In May/June 2023, Archer2 underwent a major software upgrade. All the system software, including compilers and libraries were updated, and as a result, we have had to rebuild much of the UM supporting software. This means users need to make some changes to their suites and test their workflows before resuming work.

We have ported and tested some of the commonly-used suites, listed below. And we have provided a guide to the suite changes required. As ever, since UM suites can be set up in so many different ways, we can not provide a comprehensive set of instructions. Please get in touch with the helpdesk if you run into diffculties.

Instructions

The following instructions draw on the naming style typically found in climate suites, but the ideas should apply to all UM suites. Suite modifications derive to accommodate changes to the slurm job scheduler. Minimal user-level changes are required and suites should run successfully. We stress that the UM executables for the reconfigurarion and the atmosphere model must be rebuilt.

Atmosphere Suites

For atmosphere-only suites add the --cpus-per-task={{MAIN_OMPTHR_ATM}} clause to the atmopshere resources [[[environment]]] section in archer2.rc. For example:

[[ATMOS_RESOURCE]]
    ...
    [[[environment]]]
        OMP_NUM_THREADS={{MAIN_OMPTHR_ATM}}
        ROSE_LAUNCHER_PREOPTS = {{ATM_SLURM_FLAGS}} --cpus-per-task={{MAIN_OMPTHR_ATM}}

Coupled Suites

Coupled atmosphere-ocean suites require changes to suite files rose-suite.conf and archer2.rc.

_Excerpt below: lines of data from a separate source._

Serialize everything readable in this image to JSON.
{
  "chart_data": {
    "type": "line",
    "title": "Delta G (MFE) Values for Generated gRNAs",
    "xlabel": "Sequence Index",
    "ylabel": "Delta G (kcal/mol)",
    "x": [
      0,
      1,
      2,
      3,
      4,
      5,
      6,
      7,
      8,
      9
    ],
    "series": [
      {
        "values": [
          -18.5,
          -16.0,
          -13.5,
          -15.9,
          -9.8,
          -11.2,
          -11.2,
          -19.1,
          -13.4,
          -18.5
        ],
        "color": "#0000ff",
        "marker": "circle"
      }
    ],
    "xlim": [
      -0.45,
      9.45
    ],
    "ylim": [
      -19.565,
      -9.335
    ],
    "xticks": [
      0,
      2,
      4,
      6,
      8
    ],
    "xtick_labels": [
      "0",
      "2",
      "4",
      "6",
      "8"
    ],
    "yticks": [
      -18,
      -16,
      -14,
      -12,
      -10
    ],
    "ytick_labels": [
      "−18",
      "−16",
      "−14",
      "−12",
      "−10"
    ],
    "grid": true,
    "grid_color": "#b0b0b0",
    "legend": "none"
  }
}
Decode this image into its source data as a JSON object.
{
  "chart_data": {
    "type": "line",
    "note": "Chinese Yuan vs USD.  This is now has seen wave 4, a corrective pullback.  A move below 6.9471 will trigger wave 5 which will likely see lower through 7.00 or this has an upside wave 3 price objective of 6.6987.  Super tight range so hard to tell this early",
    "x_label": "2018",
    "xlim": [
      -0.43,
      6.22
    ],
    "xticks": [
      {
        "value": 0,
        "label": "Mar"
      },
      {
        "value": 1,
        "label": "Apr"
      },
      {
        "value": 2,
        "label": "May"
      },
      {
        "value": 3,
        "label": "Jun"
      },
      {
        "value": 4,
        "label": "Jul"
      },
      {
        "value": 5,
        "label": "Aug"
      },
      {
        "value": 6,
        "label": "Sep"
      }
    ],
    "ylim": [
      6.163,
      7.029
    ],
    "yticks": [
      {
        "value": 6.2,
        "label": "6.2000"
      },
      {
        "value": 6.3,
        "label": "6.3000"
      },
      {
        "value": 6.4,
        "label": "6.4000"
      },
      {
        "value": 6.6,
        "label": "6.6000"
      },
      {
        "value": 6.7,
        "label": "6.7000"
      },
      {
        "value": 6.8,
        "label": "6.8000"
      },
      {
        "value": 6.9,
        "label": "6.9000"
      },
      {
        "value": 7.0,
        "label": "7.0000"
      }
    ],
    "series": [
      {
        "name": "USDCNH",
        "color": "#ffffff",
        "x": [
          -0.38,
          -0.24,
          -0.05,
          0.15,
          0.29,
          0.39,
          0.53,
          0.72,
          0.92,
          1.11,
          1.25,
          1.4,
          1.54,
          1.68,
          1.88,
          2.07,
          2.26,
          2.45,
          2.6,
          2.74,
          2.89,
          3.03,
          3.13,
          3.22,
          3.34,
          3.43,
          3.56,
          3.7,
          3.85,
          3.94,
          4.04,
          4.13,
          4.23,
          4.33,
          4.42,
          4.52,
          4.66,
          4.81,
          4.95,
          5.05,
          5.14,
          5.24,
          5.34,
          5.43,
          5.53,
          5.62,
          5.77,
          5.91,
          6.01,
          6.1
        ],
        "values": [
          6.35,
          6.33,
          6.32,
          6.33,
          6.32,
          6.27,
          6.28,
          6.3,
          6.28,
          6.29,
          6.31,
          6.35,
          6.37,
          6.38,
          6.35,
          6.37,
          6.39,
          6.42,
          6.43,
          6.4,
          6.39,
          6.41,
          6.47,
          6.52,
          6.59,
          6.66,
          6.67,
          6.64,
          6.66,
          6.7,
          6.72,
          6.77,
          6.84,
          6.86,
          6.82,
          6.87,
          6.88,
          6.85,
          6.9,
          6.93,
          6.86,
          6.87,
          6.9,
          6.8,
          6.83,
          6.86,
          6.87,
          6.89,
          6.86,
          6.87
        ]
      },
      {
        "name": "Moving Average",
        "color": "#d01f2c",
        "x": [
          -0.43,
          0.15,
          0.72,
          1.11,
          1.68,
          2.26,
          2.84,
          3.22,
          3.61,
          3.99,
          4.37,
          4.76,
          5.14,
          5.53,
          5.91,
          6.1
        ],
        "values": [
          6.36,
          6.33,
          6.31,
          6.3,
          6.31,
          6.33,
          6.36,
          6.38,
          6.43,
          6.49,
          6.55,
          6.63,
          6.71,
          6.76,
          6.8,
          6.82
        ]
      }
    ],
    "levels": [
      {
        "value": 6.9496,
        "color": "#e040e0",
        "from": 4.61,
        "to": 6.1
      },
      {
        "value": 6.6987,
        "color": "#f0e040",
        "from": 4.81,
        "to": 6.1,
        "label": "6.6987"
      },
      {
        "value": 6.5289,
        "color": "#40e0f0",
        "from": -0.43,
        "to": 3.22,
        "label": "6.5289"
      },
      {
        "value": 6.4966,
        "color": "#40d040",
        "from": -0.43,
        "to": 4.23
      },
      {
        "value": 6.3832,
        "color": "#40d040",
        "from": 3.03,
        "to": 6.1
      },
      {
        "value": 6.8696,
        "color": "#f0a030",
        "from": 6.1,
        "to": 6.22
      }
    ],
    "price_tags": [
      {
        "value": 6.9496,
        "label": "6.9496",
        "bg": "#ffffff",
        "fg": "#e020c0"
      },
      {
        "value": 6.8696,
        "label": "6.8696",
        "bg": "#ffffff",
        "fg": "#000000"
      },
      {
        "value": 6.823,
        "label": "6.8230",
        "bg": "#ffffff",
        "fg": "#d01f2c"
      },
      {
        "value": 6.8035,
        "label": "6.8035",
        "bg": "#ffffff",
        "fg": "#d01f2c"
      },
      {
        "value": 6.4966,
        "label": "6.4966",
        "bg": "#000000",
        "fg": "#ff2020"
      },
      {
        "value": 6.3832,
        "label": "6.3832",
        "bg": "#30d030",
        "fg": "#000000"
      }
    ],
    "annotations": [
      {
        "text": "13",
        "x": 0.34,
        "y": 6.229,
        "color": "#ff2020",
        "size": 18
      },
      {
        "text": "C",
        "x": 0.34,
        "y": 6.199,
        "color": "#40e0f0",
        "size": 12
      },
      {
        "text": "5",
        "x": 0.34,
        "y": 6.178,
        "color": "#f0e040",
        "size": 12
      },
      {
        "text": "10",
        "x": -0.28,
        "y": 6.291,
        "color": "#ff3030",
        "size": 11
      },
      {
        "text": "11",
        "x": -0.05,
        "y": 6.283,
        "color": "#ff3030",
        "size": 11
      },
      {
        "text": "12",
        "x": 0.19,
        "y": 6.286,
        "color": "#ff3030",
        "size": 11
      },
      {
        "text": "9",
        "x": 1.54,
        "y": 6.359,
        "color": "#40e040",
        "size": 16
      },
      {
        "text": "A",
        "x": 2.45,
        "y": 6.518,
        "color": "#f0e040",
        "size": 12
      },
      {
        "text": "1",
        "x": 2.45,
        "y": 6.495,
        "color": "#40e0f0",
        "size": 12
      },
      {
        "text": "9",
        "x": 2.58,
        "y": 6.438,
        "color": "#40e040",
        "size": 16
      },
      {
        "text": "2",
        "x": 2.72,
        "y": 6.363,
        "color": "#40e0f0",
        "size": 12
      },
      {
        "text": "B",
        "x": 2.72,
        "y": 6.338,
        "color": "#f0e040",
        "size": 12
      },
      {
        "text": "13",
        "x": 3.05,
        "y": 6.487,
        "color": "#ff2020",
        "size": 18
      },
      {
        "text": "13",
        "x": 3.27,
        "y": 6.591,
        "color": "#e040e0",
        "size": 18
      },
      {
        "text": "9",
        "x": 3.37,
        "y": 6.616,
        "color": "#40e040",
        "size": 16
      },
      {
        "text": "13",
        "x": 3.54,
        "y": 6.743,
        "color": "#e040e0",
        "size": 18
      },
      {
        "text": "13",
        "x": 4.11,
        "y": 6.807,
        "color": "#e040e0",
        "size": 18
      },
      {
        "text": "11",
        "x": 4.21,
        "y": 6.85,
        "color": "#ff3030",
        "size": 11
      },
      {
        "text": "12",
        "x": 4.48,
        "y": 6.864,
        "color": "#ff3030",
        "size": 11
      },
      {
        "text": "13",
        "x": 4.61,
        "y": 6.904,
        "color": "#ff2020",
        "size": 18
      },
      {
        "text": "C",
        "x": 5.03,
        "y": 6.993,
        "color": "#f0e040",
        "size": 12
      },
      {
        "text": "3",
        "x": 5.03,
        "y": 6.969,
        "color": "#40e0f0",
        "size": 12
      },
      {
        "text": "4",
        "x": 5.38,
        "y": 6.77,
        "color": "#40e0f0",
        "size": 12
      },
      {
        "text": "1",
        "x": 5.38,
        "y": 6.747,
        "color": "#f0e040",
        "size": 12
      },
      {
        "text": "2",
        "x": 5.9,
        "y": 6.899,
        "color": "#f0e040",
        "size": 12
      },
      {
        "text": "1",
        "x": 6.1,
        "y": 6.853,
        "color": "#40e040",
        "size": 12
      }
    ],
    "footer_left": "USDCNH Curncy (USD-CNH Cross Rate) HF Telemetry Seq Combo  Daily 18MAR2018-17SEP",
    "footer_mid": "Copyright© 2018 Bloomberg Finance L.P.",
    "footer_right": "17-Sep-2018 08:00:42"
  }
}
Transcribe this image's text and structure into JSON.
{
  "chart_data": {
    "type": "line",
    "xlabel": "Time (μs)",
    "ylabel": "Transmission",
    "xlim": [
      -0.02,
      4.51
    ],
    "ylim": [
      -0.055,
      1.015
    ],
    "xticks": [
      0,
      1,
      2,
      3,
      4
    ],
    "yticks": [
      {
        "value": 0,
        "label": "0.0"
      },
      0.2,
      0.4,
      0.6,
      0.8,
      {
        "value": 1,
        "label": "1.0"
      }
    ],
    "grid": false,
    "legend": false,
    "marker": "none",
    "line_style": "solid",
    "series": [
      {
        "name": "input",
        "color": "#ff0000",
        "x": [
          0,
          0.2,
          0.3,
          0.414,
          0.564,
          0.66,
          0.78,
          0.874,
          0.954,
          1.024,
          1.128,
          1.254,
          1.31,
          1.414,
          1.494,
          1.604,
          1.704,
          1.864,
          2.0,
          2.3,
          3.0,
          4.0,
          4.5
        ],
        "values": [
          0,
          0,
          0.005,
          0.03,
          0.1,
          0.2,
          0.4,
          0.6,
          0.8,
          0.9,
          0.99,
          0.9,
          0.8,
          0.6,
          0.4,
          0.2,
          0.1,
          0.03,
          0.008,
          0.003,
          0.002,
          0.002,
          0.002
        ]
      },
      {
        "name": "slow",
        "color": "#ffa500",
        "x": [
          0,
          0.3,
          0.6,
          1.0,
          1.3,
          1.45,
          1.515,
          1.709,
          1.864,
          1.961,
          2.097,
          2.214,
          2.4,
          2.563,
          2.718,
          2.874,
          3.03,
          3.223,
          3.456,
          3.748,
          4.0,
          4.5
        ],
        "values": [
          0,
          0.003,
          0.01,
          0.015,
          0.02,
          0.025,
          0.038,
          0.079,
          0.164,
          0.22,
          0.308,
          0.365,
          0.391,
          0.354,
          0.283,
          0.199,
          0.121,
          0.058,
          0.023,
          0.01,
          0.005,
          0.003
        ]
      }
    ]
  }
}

  1. In rose-suite.conf change the Science Configuration Module (see the table below for the required mappings)
Pre OS upgrade MOCI modulePost OS upgrade MOCI module
GC3-PrgEnv/2.0/2021.12.15GC3-PrgEnv/v1
GC3-PrgEnv/2.0/2021.11.22GC3-PrgEnv/v2
GC3-PrgEnv/2.0/2022.12.09GC3-PrgEnv/v3
GC4-PrgEnv/2021.12.1GC4-PrgEnv/v1
GC5-PrgEnv/2023.01.1GC5-PrgEnv/v1
  1. Update the cce module version and remove the ucx module swap entries in archer2.rc, ie, change
     module load cce/12.0.0
     module swap craype-network-ofi craype-network-ucx
     module swap cray-mpich cray-mpich-ucx/8.1.15
    {{MODULE_CMD}}

to

    module load cce/15.0.0
    {{MODULE_CMD}}
  1. Update the ROSE_LAUNCHER_PREOPTS for the UM, NEMO, and XIOS.
    There is no longer any need to distinguish between single and multithreaded cases, but note the clauses --hint=nomultithread --distribution=block:block must appear in the ROSE_LAUNCHER_PREOPTS for the UM, NEMO, and XIOS
       [[UM_RESOURCE]]
           [[[environment]]]
                  ROSE_LAUNCHER_PREOPTS_UM  = --het-group=0 --nodes={{ATMOS_NODES}} --ntasks={{ATMOS_TASKS}} --tasks-per-node={{ATMOS_PPNU*NUMA}} --cpus-per-task={{OMPTHR_ATM}} --hint=nomultithread --distribution=block:block --export=all,OMP_NUM_THREADS={{OMPTHR_ATM}},HYPERTHREADS={{HYPERTHREADS}},OMP_PLACES=cores
    
       [[NEMO_RESOURCE]]
             [[[environment]]]
                  ROSE_LAUNCHER_PREOPTS_NEMO  = --het-group=1 --nodes={{OCEAN_NODES}} --ntasks={{OCEAN_TASKS}} --tasks-per-node={{OCEAN_PPNU*NUMA}} --cpus-per-task={{OMPTHR_OCN}} --hint=nomultithread --distribution=block:block --export=all,OMP_NUM_THREADS={{OMPTHR_OCN}},HYPERTHREADS={{HYPERTHREADS}},OMP_PLACES=cores
    
                  {% if XIOS_NPROC is defined and XIOS_NPROC > 0 %}
                  ROSE_LAUNCHER_PREOPTS_XIOS  = --het-group=2 --nodes={{XIOS_NODES}} --ntasks={{XIOS_TASKS}} --tasks-per-node={{XIOS_PPNU*NUMA}} --cpus-per-task=1 --hint=nomultithread --distribution=block:block --export=all,OMP_NUM_THREADS=1,HYPERTHREADS=1
                  {% endif %}

Ported suites

The following suites have been updated and tested following the OS Upgrade.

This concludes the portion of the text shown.